Key takeaways. 3Q20 earnings rose 17%yoy to RM65m driven by improvements of associates (+3%yoy) (mainly comprising of MBM’s 22% Perodua stake), as well as the auto parts manufacturing unit (+74%yoy) and motor trading division (+97%yoy) (dealership unit); the latter was partly driven by cost reduction measures undertaken during the MCO in 2Q20. For the motor trading division, sales of Perodua (+36%yoy) and VW models saw improved performance, but Volvo sales were constrained by limited supply in 3Q20. The group expects the strong sales in 3Q20 to sustain into 4Q20 driven mainly by the tax holiday and carry forward orders for Volvo.

Earnings revision. Given the outperformance in 3Q20, we raise our FY20F/FY21F earnings by 9%/3% to factor in higher earnings for the motor trading and auto parts divisions. We project a 26%yoy growth in FY21F earnings, to be driven mainly by the expected introduction of Perodua D55L (B-segment SUV) in 1Q21 and the accompanying spillover benefits on MBM’s motor trading and auto parts manufacturing.

Other units to leverage on recovery. The sharp recovery in auto sales bodes well for MBM’s other operating units: (1) DMMS operates the largest Perodua dealership group and should benefit from a strong recovery in Perodua sales (2) Auto parts manufacturing unit benefits from a recovery in TIP and aggressive new model introductions by the national cars e.g. the Proton X50 and the Perodua D55L (3) Federal Auto, positioned in the mid-to-high- end price segments, to benefit from broad improvement in TIV.
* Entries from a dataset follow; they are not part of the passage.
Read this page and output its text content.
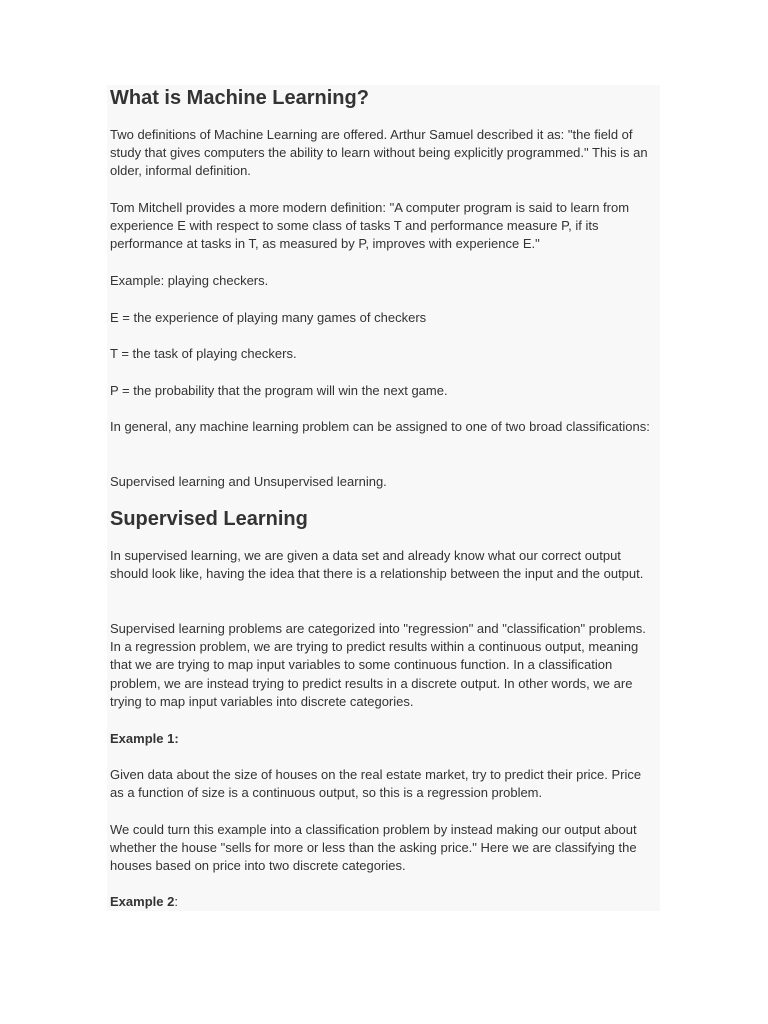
What is Machine Learning?

Two definitions of Machine Learning are offered. Arthur Samuel described it as: "the field of study that gives computers the ability to learn without being explicitly programmed." This is an older, informal definition.

Tom Mitchell provides a more modern definition: "A computer program is said to learn from experience E with respect to some class of tasks T and performance measure P, if its performance at tasks in T, as measured by P, improves with experience E."

Example: playing checkers.

E = the experience of playing many games of checkers

T = the task of playing checkers.

P = the probability that the program will win the next game.

In general, any machine learning problem can be assigned to one of two broad classifications:

Supervised learning and Unsupervised learning.

Supervised Learning

In supervised learning, we are given a data set and already know what our correct output should look like, having the idea that there is a relationship between the input and the output.

Supervised learning problems are categorized into "regression" and "classification" problems. In a regression problem, we are trying to predict results within a continuous output, meaning that we are trying to map input variables to some continuous function. In a classification problem, we are instead trying to predict results in a discrete output. In other words, we are trying to map input variables into discrete categories.

Example 1:

Given data about the size of houses on the real estate market, try to predict their price. Price as a function of size is a continuous output, so this is a regression problem.

We could turn this example into a classification problem by instead making our output about whether the house "sells for more or less than the asking price." Here we are classifying the houses based on price into two discrete categories.

Example 2:
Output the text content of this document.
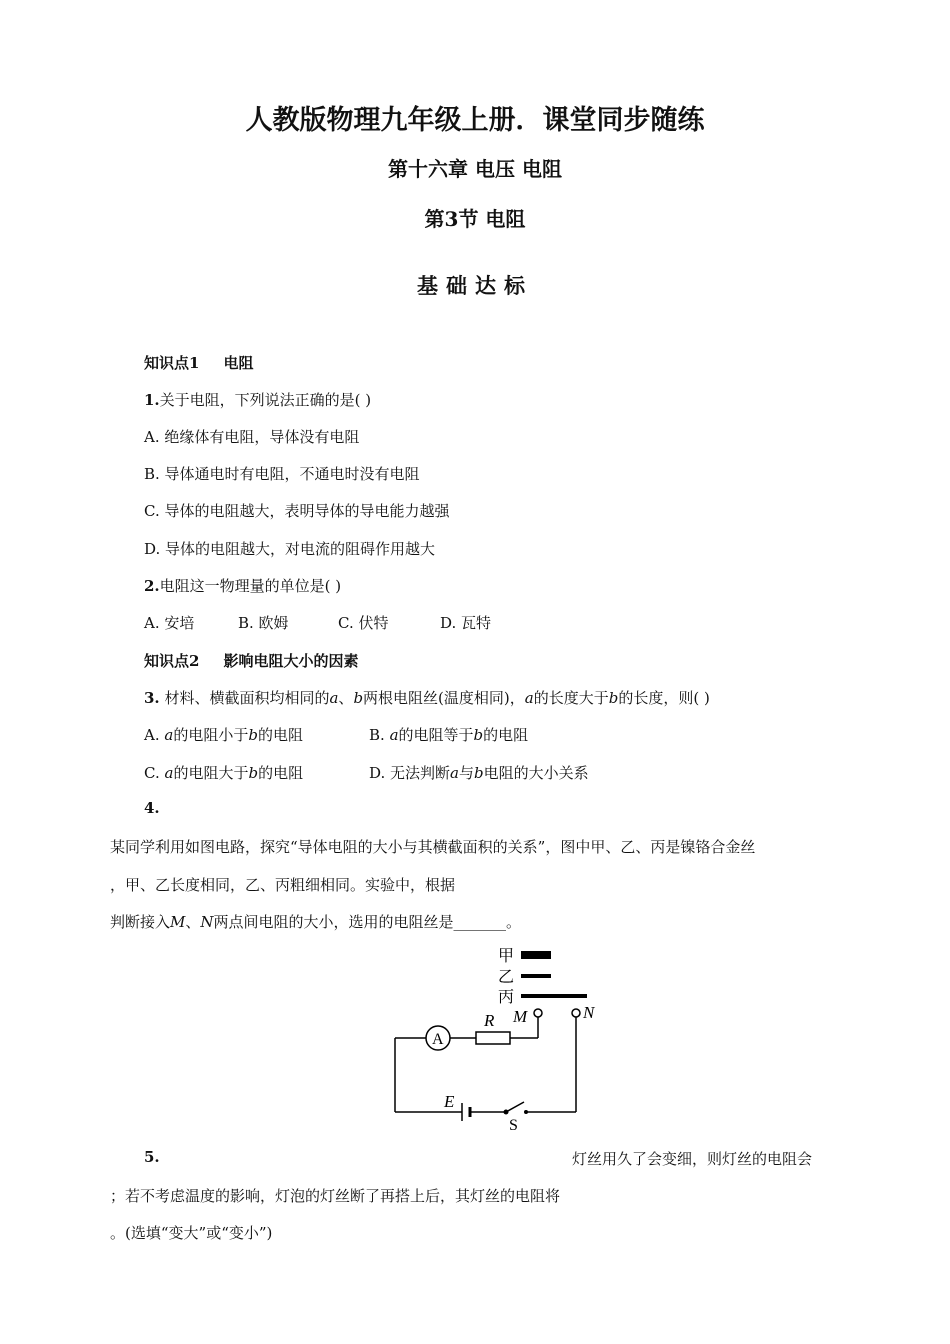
人教版物理九年级上册．课堂同步随练
第十六章 电压 电阻
第3节 电阻
基础达标
知识点1 电阻
1.关于电阻，下列说法正确的是( )
A. 绝缘体有电阻，导体没有电阻
B. 导体通电时有电阻，不通电时没有电阻
C. 导体的电阻越大，表明导体的导电能力越强
D. 导体的电阻越大，对电流的阻碍作用越大
2.电阻这一物理量的单位是( )
A. 安培	B. 欧姆	C. 伏特	D. 瓦特
知识点2 影响电阻大小的因素
3. 材料、横截面积均相同的a、b两根电阻丝(温度相同)，a的长度大于b的长度，则( )
A. a的电阻小于b的电阻	B. a的电阻等于b的电阻
C. a的电阻大于b的电阻	D. 无法判断a与b电阻的大小关系
4.
某同学利用如图电路，探究“导体电阻的大小与其横截面积的关系”，图中甲、乙、丙是镍铬合金丝
，甲、乙长度相同，乙、丙粗细相同。实验中，根据
判断接入M、N两点间电阻的大小，选用的电阻丝是_______。
甲
乙
丙
A
R M	N
E
S
5.	灯丝用久了会变细，则灯丝的电阻会
；若不考虑温度的影响，灯泡的灯丝断了再搭上后，其灯丝的电阻将
。(选填“变大”或“变小”)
Recommendation. Maintain BUY at higher TP of RM3.90 (from RM340), following the upward earnings revision in this report and pegging MBM at a higher 9x PER (from 8x previously) as the sector transitions into a recovery cycle. Key catalysts: (1) Earnings recovery from 3Q20 onwards (2) Launch of Perodua’s D55L i.e. new B-segment SUV, which plugs an important gap in its model mix (3) Sale of OMIA assets (4) Higher dividends on the back of an underleveraged balance sheet.